In contrast, logging into the new Web version of Seesmic doesn’t feel like you’ve sacrificed your computer power to get your Twitter fix, and you don’t give up features either.
In short, whenever I can make a move to web-based apps, I’m doing it. I’ve come a long way from my Bank of America days.
Google Chrome OS and Microsoft Office 2010 – Forever Changing the Game
Certainly the idea of PCs as basic on-ramps for doing work via the web has been around for a long time. In 1996, Larry Ellison believed that network computers would outsell conventional PCs by 2000. Well, we see how that turned out.
In 2009, things have changed remarkably. First, usage of SaaS for applications has grown significantly, although it’s still small as a percentage overall. Second, people’s comfort with web-based computing has grown tremendously. Most enterprise software is now delivered as a web application. Salesforce has been a tremendous trailblazer here. And Facebook is fostering a greater comfort with sensitive data held by a third party.
Finally, Google is a titan. Oracle was (and still is), but in 1996 it was the database company. No one knew what to make of its network computers. Google is an entirely different animal. It has established credibility with its Google Apps.

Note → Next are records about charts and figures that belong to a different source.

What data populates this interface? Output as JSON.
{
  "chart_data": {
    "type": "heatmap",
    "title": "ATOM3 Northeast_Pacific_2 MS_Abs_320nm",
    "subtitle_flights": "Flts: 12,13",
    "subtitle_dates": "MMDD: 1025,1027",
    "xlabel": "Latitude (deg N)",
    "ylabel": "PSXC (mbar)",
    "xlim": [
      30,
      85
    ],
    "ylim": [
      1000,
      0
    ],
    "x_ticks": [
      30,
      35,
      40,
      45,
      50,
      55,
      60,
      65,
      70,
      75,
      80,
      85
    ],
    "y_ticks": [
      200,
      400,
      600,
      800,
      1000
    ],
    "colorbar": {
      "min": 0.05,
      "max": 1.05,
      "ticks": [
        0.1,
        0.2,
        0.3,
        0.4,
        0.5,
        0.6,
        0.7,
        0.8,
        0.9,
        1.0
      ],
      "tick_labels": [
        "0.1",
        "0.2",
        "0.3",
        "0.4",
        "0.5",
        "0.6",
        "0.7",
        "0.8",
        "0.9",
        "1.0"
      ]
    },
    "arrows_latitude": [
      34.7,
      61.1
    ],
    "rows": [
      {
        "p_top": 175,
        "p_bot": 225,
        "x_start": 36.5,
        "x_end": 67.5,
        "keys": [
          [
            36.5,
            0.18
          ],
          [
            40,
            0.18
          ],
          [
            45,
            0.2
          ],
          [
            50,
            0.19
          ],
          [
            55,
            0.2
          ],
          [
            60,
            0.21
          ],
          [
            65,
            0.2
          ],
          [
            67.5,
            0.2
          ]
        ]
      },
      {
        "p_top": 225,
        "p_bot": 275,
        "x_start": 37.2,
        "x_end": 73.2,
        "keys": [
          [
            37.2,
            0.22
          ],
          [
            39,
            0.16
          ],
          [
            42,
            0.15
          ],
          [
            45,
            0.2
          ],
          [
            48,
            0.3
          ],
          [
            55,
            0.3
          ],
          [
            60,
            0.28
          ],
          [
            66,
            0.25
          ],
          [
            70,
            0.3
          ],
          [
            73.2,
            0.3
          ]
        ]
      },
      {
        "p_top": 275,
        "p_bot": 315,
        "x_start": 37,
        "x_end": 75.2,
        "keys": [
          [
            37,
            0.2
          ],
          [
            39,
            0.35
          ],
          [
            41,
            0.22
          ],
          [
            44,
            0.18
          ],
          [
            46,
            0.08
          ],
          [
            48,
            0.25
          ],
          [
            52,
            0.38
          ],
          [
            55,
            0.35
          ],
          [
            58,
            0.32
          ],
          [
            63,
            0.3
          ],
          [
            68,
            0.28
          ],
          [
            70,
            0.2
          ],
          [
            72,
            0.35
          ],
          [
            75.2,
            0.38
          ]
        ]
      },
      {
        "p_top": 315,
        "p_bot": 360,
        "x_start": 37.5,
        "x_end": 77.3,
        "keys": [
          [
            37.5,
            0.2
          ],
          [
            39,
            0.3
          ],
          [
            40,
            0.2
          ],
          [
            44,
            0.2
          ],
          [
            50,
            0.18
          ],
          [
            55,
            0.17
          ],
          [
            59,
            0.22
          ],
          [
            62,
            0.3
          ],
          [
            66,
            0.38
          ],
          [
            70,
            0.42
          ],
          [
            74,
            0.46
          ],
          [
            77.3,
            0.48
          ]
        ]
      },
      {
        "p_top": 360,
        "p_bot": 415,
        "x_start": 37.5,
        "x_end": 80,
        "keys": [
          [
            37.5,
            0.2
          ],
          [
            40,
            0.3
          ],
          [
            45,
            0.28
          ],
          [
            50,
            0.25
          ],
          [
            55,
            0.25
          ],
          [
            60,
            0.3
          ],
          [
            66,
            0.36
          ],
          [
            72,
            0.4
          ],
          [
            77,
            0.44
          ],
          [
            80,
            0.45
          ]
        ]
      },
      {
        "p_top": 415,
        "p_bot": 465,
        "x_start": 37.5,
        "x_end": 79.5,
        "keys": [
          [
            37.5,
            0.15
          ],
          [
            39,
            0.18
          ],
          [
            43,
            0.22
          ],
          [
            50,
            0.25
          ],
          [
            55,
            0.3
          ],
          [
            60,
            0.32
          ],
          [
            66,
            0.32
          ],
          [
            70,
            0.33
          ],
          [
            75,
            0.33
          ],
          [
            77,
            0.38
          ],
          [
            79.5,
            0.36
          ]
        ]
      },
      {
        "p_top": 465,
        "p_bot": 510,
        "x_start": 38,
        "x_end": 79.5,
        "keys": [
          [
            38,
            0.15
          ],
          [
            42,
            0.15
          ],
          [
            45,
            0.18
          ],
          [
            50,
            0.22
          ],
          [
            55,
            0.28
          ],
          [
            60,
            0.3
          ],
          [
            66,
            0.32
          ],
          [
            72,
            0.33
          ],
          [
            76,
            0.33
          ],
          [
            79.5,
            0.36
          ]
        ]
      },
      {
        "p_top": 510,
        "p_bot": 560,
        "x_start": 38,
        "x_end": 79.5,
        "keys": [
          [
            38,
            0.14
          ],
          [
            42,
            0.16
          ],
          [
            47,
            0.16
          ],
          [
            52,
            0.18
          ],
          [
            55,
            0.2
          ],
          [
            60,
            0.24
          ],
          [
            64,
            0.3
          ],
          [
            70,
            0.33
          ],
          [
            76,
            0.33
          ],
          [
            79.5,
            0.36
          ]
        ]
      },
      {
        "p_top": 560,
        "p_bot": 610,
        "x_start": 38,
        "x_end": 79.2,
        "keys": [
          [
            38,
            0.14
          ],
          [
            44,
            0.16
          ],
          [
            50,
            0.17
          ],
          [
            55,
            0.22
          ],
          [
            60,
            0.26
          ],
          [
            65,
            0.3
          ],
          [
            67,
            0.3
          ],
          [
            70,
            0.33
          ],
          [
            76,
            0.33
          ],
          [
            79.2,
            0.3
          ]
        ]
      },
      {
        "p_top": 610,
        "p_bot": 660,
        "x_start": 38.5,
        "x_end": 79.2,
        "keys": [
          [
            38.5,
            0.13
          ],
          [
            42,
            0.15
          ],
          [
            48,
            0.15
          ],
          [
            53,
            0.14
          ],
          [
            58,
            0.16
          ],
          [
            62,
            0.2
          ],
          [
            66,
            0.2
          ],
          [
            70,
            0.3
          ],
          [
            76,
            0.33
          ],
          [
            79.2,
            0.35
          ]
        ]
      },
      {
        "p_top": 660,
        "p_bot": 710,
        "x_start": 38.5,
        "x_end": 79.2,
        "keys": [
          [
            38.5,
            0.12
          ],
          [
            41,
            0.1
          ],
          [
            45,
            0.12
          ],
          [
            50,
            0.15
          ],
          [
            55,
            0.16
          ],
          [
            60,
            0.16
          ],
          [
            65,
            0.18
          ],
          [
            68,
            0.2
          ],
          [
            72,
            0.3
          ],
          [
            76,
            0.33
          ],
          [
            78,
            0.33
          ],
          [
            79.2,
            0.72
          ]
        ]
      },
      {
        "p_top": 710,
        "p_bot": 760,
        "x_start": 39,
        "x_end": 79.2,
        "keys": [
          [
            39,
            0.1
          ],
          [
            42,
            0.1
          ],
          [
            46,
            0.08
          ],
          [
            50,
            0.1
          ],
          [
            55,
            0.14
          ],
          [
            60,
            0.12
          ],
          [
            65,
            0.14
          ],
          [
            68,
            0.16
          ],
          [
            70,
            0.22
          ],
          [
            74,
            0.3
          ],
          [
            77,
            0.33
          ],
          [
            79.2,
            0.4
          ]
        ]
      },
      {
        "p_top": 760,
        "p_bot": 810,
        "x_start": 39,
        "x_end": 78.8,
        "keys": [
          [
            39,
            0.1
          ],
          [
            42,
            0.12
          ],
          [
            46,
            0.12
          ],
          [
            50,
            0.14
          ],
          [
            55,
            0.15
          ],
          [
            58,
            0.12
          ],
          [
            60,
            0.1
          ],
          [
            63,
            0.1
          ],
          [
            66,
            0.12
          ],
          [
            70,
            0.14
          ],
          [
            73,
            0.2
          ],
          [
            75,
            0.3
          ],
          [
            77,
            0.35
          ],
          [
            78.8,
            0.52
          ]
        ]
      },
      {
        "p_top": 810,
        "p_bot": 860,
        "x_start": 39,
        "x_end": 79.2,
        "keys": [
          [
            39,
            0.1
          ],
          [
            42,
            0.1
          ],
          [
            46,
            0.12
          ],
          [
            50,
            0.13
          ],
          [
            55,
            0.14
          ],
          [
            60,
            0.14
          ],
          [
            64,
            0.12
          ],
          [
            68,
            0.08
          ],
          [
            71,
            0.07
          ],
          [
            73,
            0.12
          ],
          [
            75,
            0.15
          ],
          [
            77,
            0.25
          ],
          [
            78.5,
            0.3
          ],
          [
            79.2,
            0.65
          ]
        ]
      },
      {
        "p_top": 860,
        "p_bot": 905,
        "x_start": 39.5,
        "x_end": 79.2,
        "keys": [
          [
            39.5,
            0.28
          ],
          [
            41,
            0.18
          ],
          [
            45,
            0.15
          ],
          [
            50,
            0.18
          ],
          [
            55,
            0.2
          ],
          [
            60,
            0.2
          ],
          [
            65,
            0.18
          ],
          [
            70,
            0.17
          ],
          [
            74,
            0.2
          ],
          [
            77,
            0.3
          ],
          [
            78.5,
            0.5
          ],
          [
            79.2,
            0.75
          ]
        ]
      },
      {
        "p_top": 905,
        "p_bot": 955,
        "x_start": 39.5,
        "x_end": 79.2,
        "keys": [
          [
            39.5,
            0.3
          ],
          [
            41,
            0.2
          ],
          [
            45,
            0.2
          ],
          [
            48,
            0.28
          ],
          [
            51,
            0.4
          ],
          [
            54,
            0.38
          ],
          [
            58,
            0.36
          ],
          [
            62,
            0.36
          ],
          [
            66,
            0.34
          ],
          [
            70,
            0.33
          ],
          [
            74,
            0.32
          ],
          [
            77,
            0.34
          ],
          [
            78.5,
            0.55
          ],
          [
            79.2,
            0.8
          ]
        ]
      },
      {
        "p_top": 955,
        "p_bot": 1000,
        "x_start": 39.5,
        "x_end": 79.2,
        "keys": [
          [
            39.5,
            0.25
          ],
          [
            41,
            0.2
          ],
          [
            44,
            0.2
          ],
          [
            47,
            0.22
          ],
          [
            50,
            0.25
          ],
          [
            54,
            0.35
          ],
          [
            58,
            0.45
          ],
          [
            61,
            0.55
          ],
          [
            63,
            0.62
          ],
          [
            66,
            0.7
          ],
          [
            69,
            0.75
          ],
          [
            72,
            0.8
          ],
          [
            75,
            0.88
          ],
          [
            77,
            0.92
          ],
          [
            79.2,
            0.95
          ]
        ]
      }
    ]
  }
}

And presumably, any web app will work well on the Google Chrome OS. Including Microsoft’s new cloud Office offering.
This doesn’t stop Microsoft from coming out with its own web-based OS. Expect that if the Chrome OS seriously threatens. A lower cost OS for low-cost PCs to use low-cost web apps.
Microsoft’s announcement is huge because the Office suite is a brand used and trusted by millions of people. With their marketing heft, this is a significant boost in the credibility of SaaS computing. Microsoft also is a student of history, and clearly doesn’t want to risk the marginalization seen in Clayton Christensen’s studies of disruptive innovation.
The past two weeks have seen two significant milestones on the SaaS front.
This brings me to my final point. Market transitions don’t happen that quickly. The Google and Microsoft offerings won’t be ready for a while. And existing hardware, software and habits are going to change overnight. We will still have client-based applications for quite a while.
But let’s see how the small business and student markets take to these efforts.